Genes are a major influence for one’s risk of glaucoma. Twenty-five years ago we thought glaucoma was simply an ageing degenerative disease; today we are recognising the important role of genes. This influences our priorities in research and glaucoma treatment. Family history has become very important when assessing an individual’s risk of glaucoma.
Glaucoma genetic research
Recently, there has been great interest in glaucoma genetic research, and consequently over 100 genes have been identified, linked with glaucoma. These each influence one or several of the factors that contribute to glaucoma risk – some are linked with raised eye pressure, some with the shape of the optic nerve, some with the optic nerve’s susceptibility to pressure-related damage.
Genes have even been found that influence an individual’s response to common eye pressure, reducing use of eyedrops within glaucoma treatment. These many genes interact in a complex way to lead to an individual’s phenotype: which means what type of glaucoma they have, how bad the glaucoma is, whether they will require surgery for glaucoma.
However, there is no clear-cut relationship between individual genes and a person’s risk for glaucoma. For some other genetic diseases, caused by one faulty gene, the inheritance pattern is clear, and the inheritance pattern across generations of families can be mapped out with a family tree; accordingly the genetic risk for offspring can be determined based on testing of individual genes.

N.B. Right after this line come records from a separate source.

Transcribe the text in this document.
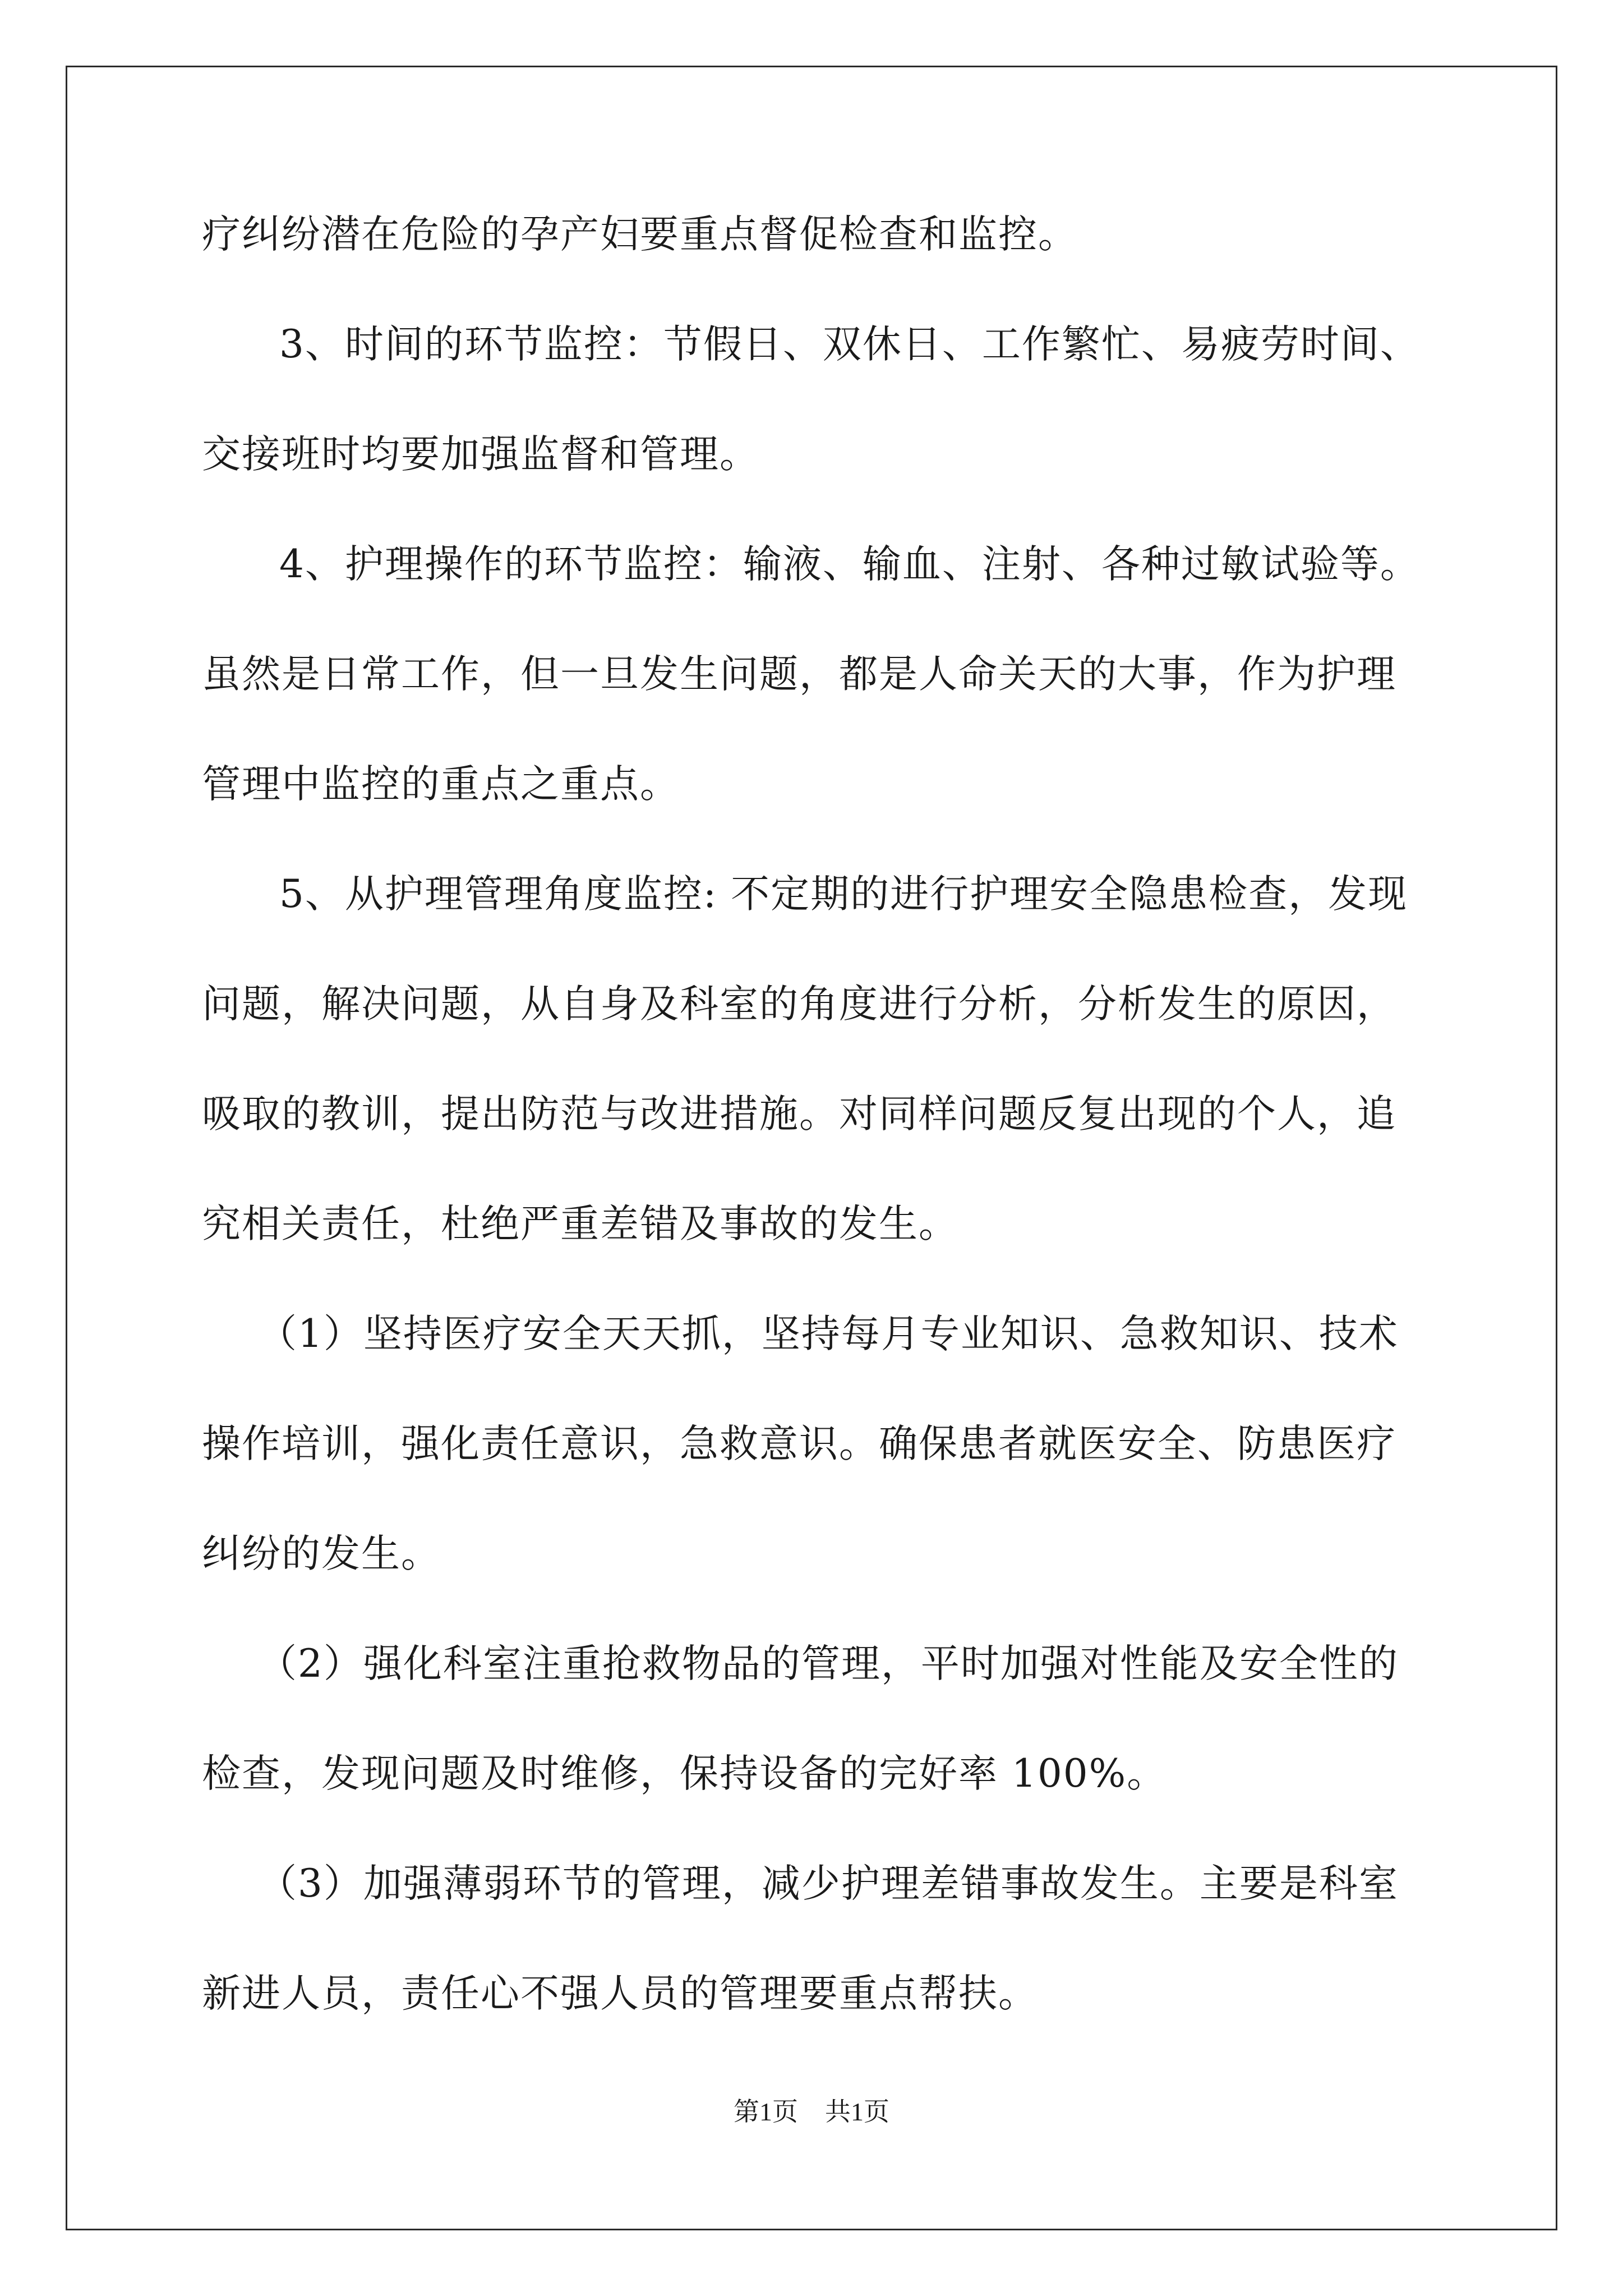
疗纠纷潜在危险的孕产妇要重点督促检查和监控。
3、时间的环节监控：节假日、双休日、工作繁忙、易疲劳时间、
交接班时均要加强监督和管理。
4、护理操作的环节监控：输液、输血、注射、各种过敏试验等。
虽然是日常工作，但一旦发生问题，都是人命关天的大事，作为护理
管理中监控的重点之重点。
5、从护理管理角度监控: 不定期的进行护理安全隐患检查，发现
问题，解决问题，从自身及科室的角度进行分析，分析发生的原因，
吸取的教训，提出防范与改进措施。对同样问题反复出现的个人，追
究相关责任，杜绝严重差错及事故的发生。
（1）坚持医疗安全天天抓，坚持每月专业知识、急救知识、技术
操作培训，强化责任意识，急救意识。确保患者就医安全、防患医疗
纠纷的发生。
（2）强化科室注重抢救物品的管理，平时加强对性能及安全性的
检查，发现问题及时维修，保持设备的完好率 100%。
（3）加强薄弱环节的管理，减少护理差错事故发生。主要是科室
新进人员，责任心不强人员的管理要重点帮扶。
第1页 共1页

Glaucoma is different. Because there are over 100 genes linked with glaucoma, it is not as easy to test for all of these, and even harder to interpret the testing results. What’s more, non-genetic factors, such as age, lifestyle, previous trauma, medications, co-morbid diseases, are also major influences of glaucoma – clearly the genes make up only part of the story.
For this reason, it can be hard to predict anyone’s risk of glaucoma, or its severity, based on their genes alone. Such a prediction would be useful – it would help guide glaucoma specialists and patients as to how often glaucoma testing is needed, and how low the eye pressure needs to be.
Today, many people are monitored regularly as glaucoma suspects, requiring testing for glaucoma every 1-2 years in case they develop it. If we could predict their risk of glaucoma based on genetic knowledge, we would know more confidently how frequently glaucoma suspects should be monitored. Those decisions are currently based on other factors, such as the appearance of their optic nerves, their eye pressure, and their general health.
However, work is being done to develop and refine genetic tests for glaucoma, using our new-found knowledge. Time will tell how useful such tests will be and how they are integrated into clinical practice. What is clear is that with today’s technology wide-spread population screening for glaucoma is not economically viable or sufficiently accurate; and yet 50% of glaucoma in developed countries is undetected, and early detection is our best chance to prevent irreversible damage and save sight.
Hopefully our increasing knowledge of genes in glaucoma will shift the balance and make glaucoma screening programs targeted to at-risk individuals viable.